Al giovane pastore Natanaele, iniziato dal saggio Menalca alla libertà interiore e al piacere, viene affidato da Zeus l'arduo compito di guarire la ferita di Apollo, per far sì che nel mondo possa esserci ancora futuro. Ma il prescelto si ribellerà fuggendo. Solo attraverso una rappresentazione egli potrebbe commuoversi a tal punto da comprendere il grave compito al quale è destinato. Ecco allora inscenato l'episodio di Venere e Adone (siparietto dove Filiberti ironizza sui vezzi del teatro d'oggi e denuncia la sua delegittimazione). Allo stesso tempo Zeus impone a Ermes di ordinare a Pan, responsabile di avere insidiato gli uomini al mondo degli istinti, lo sterminio di tutte le creature dei boschi e togliersi la vita. Tra giochi di seduzione e capricci fra il pastore Aminta la ninfa Silvia e Natanaele; tra apparizioni misteriose di cavalieri, duelli d'armi, agnizioni, pene d'amore e sacrifici della vista e della voce, altri colpi di scena si susseguiranno sino al finale leopardiano «Dimmi,o luna:ove tende questo vagar mio breve,il tuo corso immortale?» con la voce fuori campo dello stesso Filiberti che suggella il suo pensiero davanti alla coppia Natanaele e Brunilde mentre si avviano verso l'immensità cosmica. Panteismo e manierismo, favola e cosmogonia convivono in un disegno scenico e drammaturgico – al quale gioverebbero dei tagli testuali – nel quale Filiberti attinge a suggestioni tratte da Ovidio, Shakespeare, Keats, Woolf, Williams e Garcia Lorca, e, naturalmente, dal Tasso dell'Aminta; cita formalmente la pittura del Seicento nelle pose e nelle danze; e per le musiche setaccia mirabilmente Monteverdi, Wagner, Mozart, Debussy, Max Richter, Stravinskij, Arvo Part, Hirsta, Glass. Un concorso di attori ineccepibili (impossibile citare tutti ma almeno Filippo Luna, Luigi Pisani, Giuseppe Lanino, Giulia Galiani, Gabriele Vanni) votati a un disegno registico altamente espressivo, ciascuno in un ruolo e in una funzione connessa, di grande resa corale, ha reso possibile questa creazione da annoverare come un vero e proprio evento artistico di teatro totale.

Il Crepuscolo di Arcadiatesto e regia Marco Filiberti, scene Benito Leonori, luci Alessandro carletti, costumi Patricia Toffolutti, suono Marco Benevento, coreografie Daniela Malusardi.
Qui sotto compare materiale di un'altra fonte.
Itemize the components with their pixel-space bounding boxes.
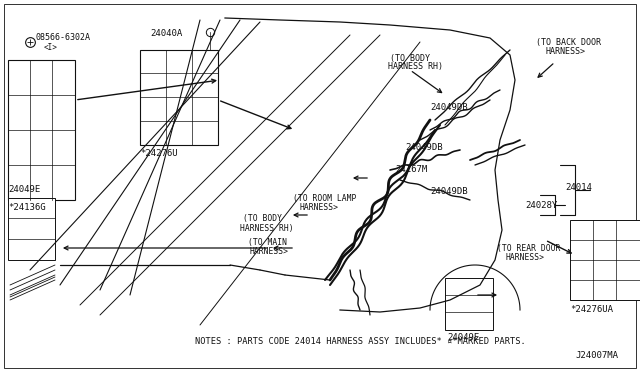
Text: HARNESS>: HARNESS> (505, 253, 544, 263)
Text: 24049DB: 24049DB (405, 144, 443, 153)
Text: 24049E: 24049E (8, 186, 40, 195)
Text: (TO BODY: (TO BODY (243, 214, 282, 222)
Text: (TO BACK DOOR: (TO BACK DOOR (536, 38, 601, 46)
Text: (TO BODY: (TO BODY (390, 54, 430, 62)
Text: *24136G: *24136G (8, 203, 45, 212)
Text: HARNESS RH): HARNESS RH) (240, 224, 294, 232)
Text: J24007MA: J24007MA (575, 350, 618, 359)
Text: 24049E: 24049E (447, 334, 479, 343)
Text: HARNESS>: HARNESS> (250, 247, 289, 257)
Text: 24028Y: 24028Y (525, 201, 557, 209)
Text: HARNESS>: HARNESS> (545, 48, 585, 57)
Bar (445, 278, 493, 330)
Text: <I>: <I> (44, 44, 58, 52)
Text: HARNESS RH): HARNESS RH) (388, 62, 443, 71)
Text: NOTES : PARTS CODE 24014 HARNESS ASSY INCLUDES* ¤*MARKED PARTS.: NOTES : PARTS CODE 24014 HARNESS ASSY IN… (195, 337, 525, 346)
Bar (8, 60, 75, 200)
Text: 24049DB: 24049DB (430, 187, 468, 196)
Text: 24040A: 24040A (150, 29, 182, 38)
Text: 24014: 24014 (565, 183, 592, 192)
Bar (140, 50, 218, 145)
Text: *24276UA: *24276UA (570, 305, 613, 314)
Text: 24167M: 24167M (395, 166, 428, 174)
Text: *24276U: *24276U (140, 148, 178, 157)
Bar (8, 198, 55, 260)
Text: 08566-6302A: 08566-6302A (36, 33, 91, 42)
Text: 24049DB: 24049DB (430, 103, 468, 112)
Bar (570, 220, 640, 300)
Text: (TO REAR DOOR: (TO REAR DOOR (497, 244, 561, 253)
Text: (TO MAIN: (TO MAIN (248, 237, 287, 247)
Text: HARNESS>: HARNESS> (300, 203, 339, 212)
Text: (TO ROOM LAMP: (TO ROOM LAMP (293, 193, 356, 202)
Interpreti: Filippo Luna, Luigi Pisani, Giuseppe Lanino, Giovanni De Giorgi, Giulia Galiani,Luisa Maneri, Gabriele Vanni, Diletta Masetti, Enrico Roccaforte, Emilio Vacca, Lucia Mazzotta, Tanita Spang, Noemi Rossi, Emanuele Burrafato, Artem Prokopchuk. Al Teatro degli Avvaloranti di Città della Pieve, per “Le vie del teatro in terra di Siena”.